Last night fear paralyzed me as I heard Kinsey describe what happened to him, and watched the video. This morning it drove me out of the house to IHOP, more for something tangible and practical I could do to continue to empower my children and help them thrive and less for internationally famous pancakes. Fear tells me it's futile and that there's nothing I can do, but it also drives me to do something, anything, everything I can to protect them in ways that enable their self-sufficiency and agency, so I try to channel it into doing that. Even as my palms sweat and my heart pounds as we exit our house and buckle ourselves into the van. Even then.

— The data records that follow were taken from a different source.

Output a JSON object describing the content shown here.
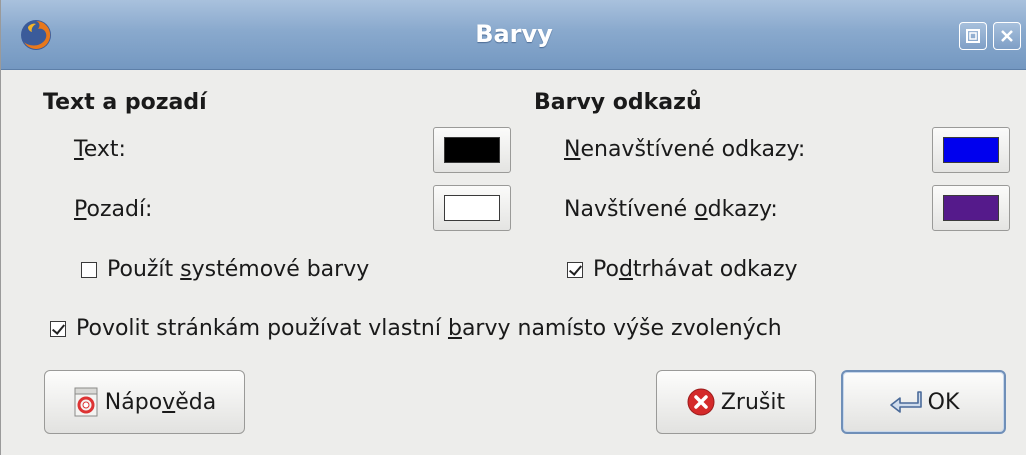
{
  "window": {
    "title": "Barvy"
  },
  "text_background": {
    "heading": "Text a pozadí",
    "text_label_u": "T",
    "text_label_rest": "ext:",
    "bg_label_u": "P",
    "bg_label_rest": "ozadí:",
    "text_color": "#000000",
    "bg_color": "#ffffff",
    "system_colors": {
      "pre": "Použít ",
      "u": "s",
      "post": "ystémové barvy",
      "checked": false
    }
  },
  "link_colors": {
    "heading": "Barvy odkazů",
    "unvisited_u": "N",
    "unvisited_rest": "enavštívené odkazy:",
    "visited_pre": "Navštívené ",
    "visited_u": "o",
    "visited_post": "dkazy:",
    "unvisited_color": "#0000ee",
    "visited_color": "#551a8b",
    "underline": {
      "pre": "Po",
      "u": "d",
      "post": "trhávat odkazy",
      "checked": true
    }
  },
  "allow_page_colors": {
    "pre": "Povolit stránkám používat vlastní ",
    "u": "b",
    "post": "arvy namísto výše zvolených",
    "checked": true
  },
  "buttons": {
    "help": {
      "pre": "Nápo",
      "u": "v",
      "post": "ěda"
    },
    "cancel": "Zrušit",
    "ok": "OK"
  }
}
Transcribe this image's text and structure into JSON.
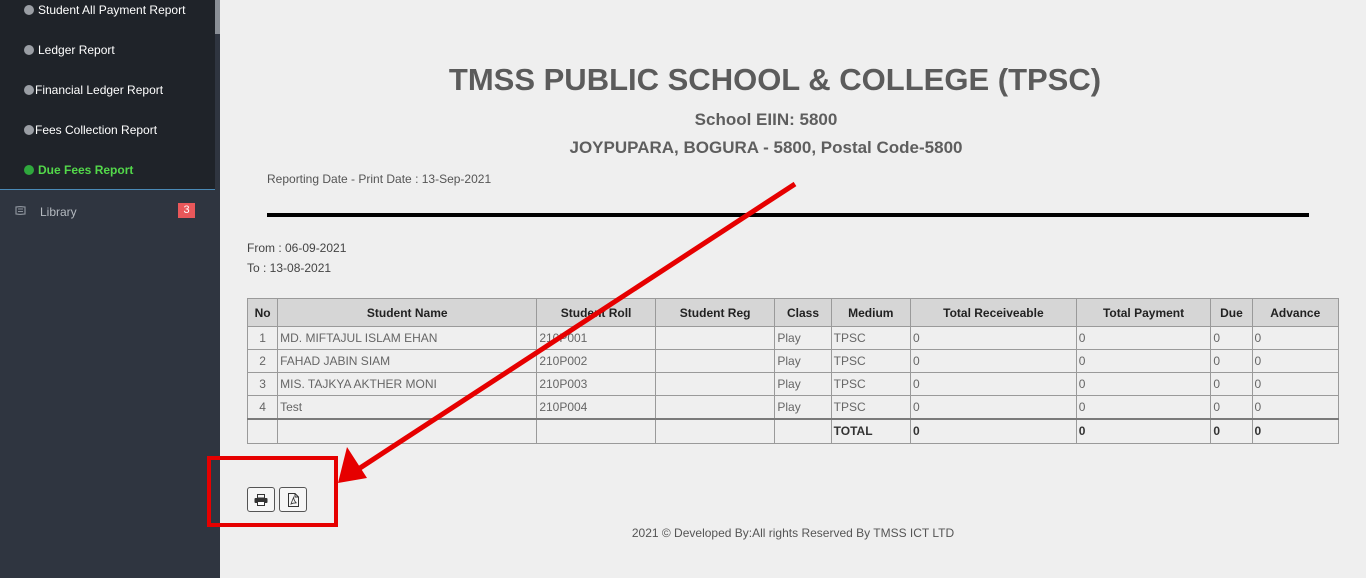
{
  "sidebar": {
    "submenu": [
      {
        "label": "Student All Payment Report",
        "active": false
      },
      {
        "label": "Ledger Report",
        "active": false
      },
      {
        "label": "Financial Ledger Report",
        "active": false
      },
      {
        "label": "Fees Collection Report",
        "active": false
      },
      {
        "label": "Due Fees Report",
        "active": true
      }
    ],
    "library": {
      "label": "Library",
      "icon": "book-icon",
      "badge": "3"
    }
  },
  "report": {
    "school_name": "TMSS PUBLIC SCHOOL & COLLEGE (TPSC)",
    "eiin": "School EIIN: 5800",
    "address": "JOYPUPARA, BOGURA - 5800, Postal Code-5800",
    "reporting_date": "Reporting Date - Print Date : 13-Sep-2021",
    "from": "From : 06-09-2021",
    "to": "To : 13-08-2021"
  },
  "table": {
    "columns": [
      "No",
      "Student Name",
      "Student Roll",
      "Student Reg",
      "Class",
      "Medium",
      "Total Receiveable",
      "Total Payment",
      "Due",
      "Advance"
    ],
    "rows": [
      {
        "no": "1",
        "name": "MD. MIFTAJUL ISLAM EHAN",
        "roll": "210P001",
        "reg": "",
        "class": "Play",
        "medium": "TPSC",
        "receivable": "0",
        "payment": "0",
        "due": "0",
        "advance": "0"
      },
      {
        "no": "2",
        "name": "FAHAD JABIN SIAM",
        "roll": "210P002",
        "reg": "",
        "class": "Play",
        "medium": "TPSC",
        "receivable": "0",
        "payment": "0",
        "due": "0",
        "advance": "0"
      },
      {
        "no": "3",
        "name": "MIS. TAJKYA AKTHER MONI",
        "roll": "210P003",
        "reg": "",
        "class": "Play",
        "medium": "TPSC",
        "receivable": "0",
        "payment": "0",
        "due": "0",
        "advance": "0"
      },
      {
        "no": "4",
        "name": "Test",
        "roll": "210P004",
        "reg": "",
        "class": "Play",
        "medium": "TPSC",
        "receivable": "0",
        "payment": "0",
        "due": "0",
        "advance": "0"
      }
    ],
    "total": {
      "label": "TOTAL",
      "receivable": "0",
      "payment": "0",
      "due": "0",
      "advance": "0"
    }
  },
  "buttons": {
    "print_icon": "printer-icon",
    "pdf_icon": "pdf-file-icon"
  },
  "annotation": {
    "color": "#e60000"
  },
  "footer": "2021 © Developed By:All rights Reserved By TMSS ICT LTD",
  "colors": {
    "sidebar_bg": "#2f3540",
    "submenu_bg": "#1f2329",
    "active_green": "#53d84a",
    "badge_red": "#e9575a"
  }
}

“A toy truck,” Kinsey told the officers. “I am a behavior therapist at the group home. That’s all it is.”
“I was really more worried about him [the patient] more than myself because … once I’ve got my hands up they’re not going to shoot me, this is what I’m thinking, they’re not going to shoot me,” Kinsey said. “Wow, was I wrong.” (Read about it here)
Kinsey asked the officer why he shot him. He stated the officer responded "I don't know."
I just don't know how to NOT be afraid for my sons...or my husband, or myself. I just don't anymore.